Sanitation efforts should begin before the first plant is cut.

Prior to harvest:

  • Clean and sanitize harvest rooms, drying areas, and staging spaces.
  • Inspect carts, bins, totes, trimming tables, and processing equipment.
  • Verify that sanitation supplies and PPE are available.
  • Establish designated traffic patterns for personnel and harvested material.
  • Confirm airflow and environmental controls are operating properly.
  • Review contamination observations and notes collected throughout cultivation.

Facilities that enter harvest with clean spaces and a clear plan are far less likely to experience cross-contamination issues during processing.

Active Harvest Controls

Once harvest begins, contamination prevention becomes a continuous process.

Employees should focus on minimizing the movement of contamination throughout the facility by:

  • Removing plant debris frequently.
  • Cleaning work surfaces throughout the day.
  • Sanitizing tools at established intervals.
  • Keeping harvest lots separated and clearly identified.
  • Restricting unnecessary movement between cultivation and harvest areas.
  • Monitoring equipment for debris accumulation.

The goal is to prevent contamination from building throughout the workday and becoming increasingly difficult to control.

Post-Harvest Sanitation

After harvested material leaves a room, sanitation activities should begin immediately.

Post-harvest cleaning procedures should include:

  • Removal of all plant debris.
  • Cleaning of floors, walls, equipment, and work surfaces.
  • Disinfection of high-touch and product-contact surfaces.
  • Cleaning of carts, transport equipment, and storage containers.
  • Inspection and cleaning of trimming and bucking equipment.
  • Documentation of completed sanitation activities.

A room should be returned to a clean, ready-to-use condition before additional plant material ever enters the space.

Managing Air Quality During Harvest

Air management is often overlooked during harvest sanitation programs, yet airborne contamination can become one of the largest sources of cross-contamination.

Activities such as cutting, bucking, trimming, and material handling can release large numbers of spores, dust particles, and plant debris into the surrounding environment.

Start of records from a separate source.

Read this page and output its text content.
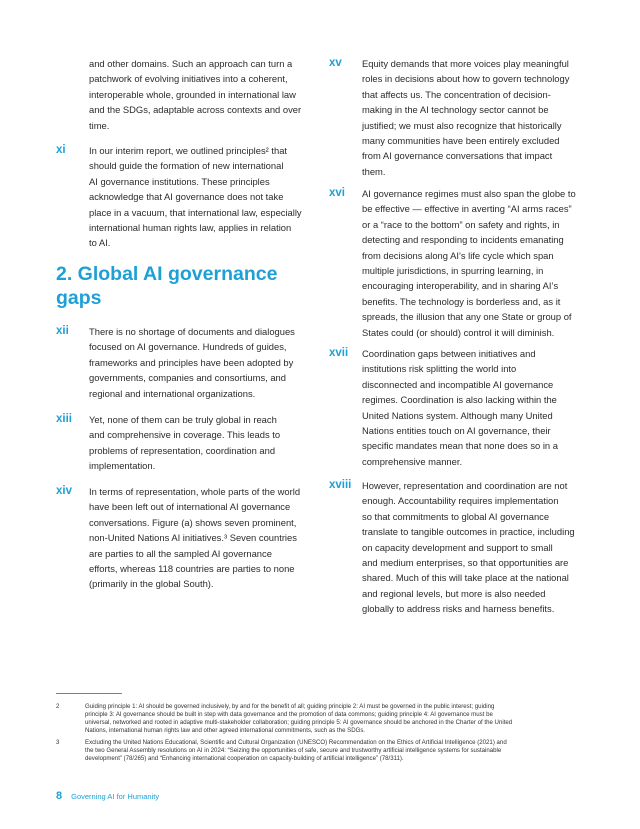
and other domains. Such an approach can turn a
patchwork of evolving initiatives into a coherent,
interoperable whole, grounded in international law
and the SDGs, adaptable across contexts and over
time.

xi In our interim report, we outlined principles² that
should guide the formation of new international
AI governance institutions. These principles
acknowledge that AI governance does not take
place in a vacuum, that international law, especially
international human rights law, applies in relation
to AI.

2. Global AI governance
gaps
xii There is no shortage of documents and dialogues
focused on AI governance. Hundreds of guides,
frameworks and principles have been adopted by
governments, companies and consortiums, and
regional and international organizations.

xiii Yet, none of them can be truly global in reach
and comprehensive in coverage. This leads to
problems of representation, coordination and
implementation.

xiv In terms of representation, whole parts of the world
have been left out of international AI governance
conversations. Figure (a) shows seven prominent,
non-United Nations AI initiatives.³ Seven countries
are parties to all the sampled AI governance
efforts, whereas 118 countries are parties to none
(primarily in the global South).

xv Equity demands that more voices play meaningful
roles in decisions about how to govern technology
that affects us. The concentration of decision-
making in the AI technology sector cannot be
justified; we must also recognize that historically
many communities have been entirely excluded
from AI governance conversations that impact
them.

xvi AI governance regimes must also span the globe to
be effective — effective in averting “AI arms races”
or a “race to the bottom” on safety and rights, in
detecting and responding to incidents emanating
from decisions along AI’s life cycle which span
multiple jurisdictions, in spurring learning, in
encouraging interoperability, and in sharing AI’s
benefits. The technology is borderless and, as it
spreads, the illusion that any one State or group of
States could (or should) control it will diminish.

xvii Coordination gaps between initiatives and
institutions risk splitting the world into
disconnected and incompatible AI governance
regimes. Coordination is also lacking within the
United Nations system. Although many United
Nations entities touch on AI governance, their
specific mandates mean that none does so in a
comprehensive manner.

xviii However, representation and coordination are not
enough. Accountability requires implementation
so that commitments to global AI governance
translate to tangible outcomes in practice, including
on capacity development and support to small
and medium enterprises, so that opportunities are
shared. Much of this will take place at the national
and regional levels, but more is also needed
globally to address risks and harness benefits.

2	Guiding principle 1: AI should be governed inclusively, by and for the benefit of all; guiding principle 2: AI must be governed in the public interest; guiding
principle 3: AI governance should be built in step with data governance and the promotion of data commons; guiding principle 4: AI governance must be
universal, networked and rooted in adaptive multi-stakeholder collaboration; guiding principle 5: AI governance should be anchored in the Charter of the United
Nations, international human rights law and other agreed international commitments, such as the SDGs.
3	Excluding the United Nations Educational, Scientific and Cultural Organization (UNESCO) Recommendation on the Ethics of Artificial Intelligence (2021) and
the two General Assembly resolutions on AI in 2024: “Seizing the opportunities of safe, secure and trustworthy artificial intelligence systems for sustainable
development” (78/265) and “Enhancing international cooperation on capacity-building of artificial intelligence” (78/311).
8 Governing AI for Humanity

Maintaining clean air throughout harvest operations can help reduce the movement of contaminants onto harvested material, equipment, and surrounding work areas.

Many facilities incorporate air cleaning technologies as part of their overall environmental management strategy to support cleaner harvest environments and reduce the accumulation of airborne contaminants during processing activities.

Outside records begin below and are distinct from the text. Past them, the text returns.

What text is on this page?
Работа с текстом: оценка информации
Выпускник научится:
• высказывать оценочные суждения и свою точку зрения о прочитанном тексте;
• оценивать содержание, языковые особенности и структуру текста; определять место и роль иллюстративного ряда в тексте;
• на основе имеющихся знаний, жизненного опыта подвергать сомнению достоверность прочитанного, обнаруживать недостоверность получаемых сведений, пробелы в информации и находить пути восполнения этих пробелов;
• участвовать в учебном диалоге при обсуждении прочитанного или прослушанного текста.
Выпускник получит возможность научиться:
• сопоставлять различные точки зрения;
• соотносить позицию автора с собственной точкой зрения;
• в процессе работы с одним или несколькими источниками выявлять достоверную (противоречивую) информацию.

When combined with effective cleaning, sanitation, and workflow controls, air quality management becomes another important layer of protection for maintaining product quality throughout harvest and post-harvest operations.

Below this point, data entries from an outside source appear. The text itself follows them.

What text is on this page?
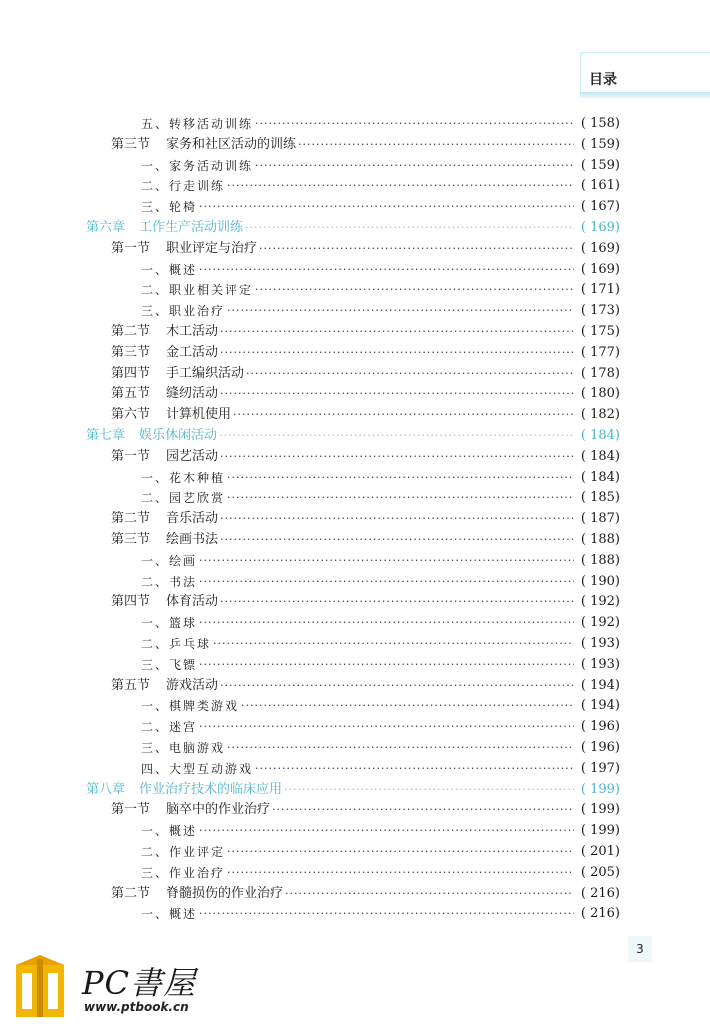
目录
五、 转移活动训练 ·····	( 158)
第三节 家务和社区活动的训练 ·····	( 159)
一、 家务活动训练 ·····	( 159)
二、 行走训练 ·····	( 161)
三、 轮椅 ·····	( 167)
第六章 工作生产活动训练 ·····	( 169)
第一节 职业评定与治疗 ·····	( 169)
一、 概述 ·····	( 169)
二、 职业相关评定 ·····	( 171)
三、 职业治疗 ·····	( 173)
第二节 木工活动 ·····	( 175)
第三节 金工活动 ·····	( 177)
第四节 手工编织活动 ·····	( 178)
第五节 缝纫活动 ·····	( 180)
第六节 计算机使用 ·····	( 182)
第七章 娱乐休闲活动 ·····	( 184)
第一节 园艺活动 ·····	( 184)
一、 花木种植 ·····	( 184)
二、 园艺欣赏 ·····	( 185)
第二节 音乐活动 ·····	( 187)
第三节 绘画书法 ·····	( 188)
一、 绘画 ·····	( 188)
二、 书法 ·····	( 190)
第四节 体育活动 ·····	( 192)
一、 篮球 ·····	( 192)
二、 乒乓球 ·····	( 193)
三、 飞镖 ·····	( 193)
第五节 游戏活动 ·····	( 194)
一、 棋牌类游戏 ·····	( 194)
二、 迷宫 ·····	( 196)
三、 电脑游戏 ·····	( 196)
四、 大型互动游戏 ·····	( 197)
第八章 作业治疗技术的临床应用 ·····	( 199)
第一节 脑卒中的作业治疗 ·····	( 199)
一、 概述 ·····	( 199)
二、 作业评定 ·····	( 201)
三、 作业治疗 ·····	( 205)
第二节 脊髓损伤的作业治疗 ·····	( 216)
一、 概述 ·····	( 216)
3
PC書屋
www.ptbook.cn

Consistency Creates Quality

The best sanitation SOP is one that is followed consistently.

Well-trained employees, documented procedures, routine verification, and continuous improvement create a culture where sanitation becomes part of everyday operations rather than a reaction to contamination problems.

Facilities that prioritize harvest sanitation are not simply reducing risk—they are protecting product quality, supporting regulatory compliance, and preserving the value of every pound produced.

About the Author

Dr. Bernie Lorenz — or Dr B, as he’s known by his colleagues — is the Chief Science Officer at GroClarity. With a Ph.D. in Chemistry from New Mexico State University, Dr. Lorenz has established himself as a foremost expert in chlorine dioxide and facility cleanliness. He regularly lends this expertise to the American Society for Testing and Materials (ASTM), serving as a member of the D37 Cannabis Committee and Subcommittee, as well as co-authoring the ASTM D8219-19 “Standard Guide for Cleaning and Disinfection at a Cannabis Cultivation Center.”

When he’s not putting his science knowledge to use at GroClarity, you can find Dr. B in his garden or tending to the chickens, goats, and bees that make up his backyard farm.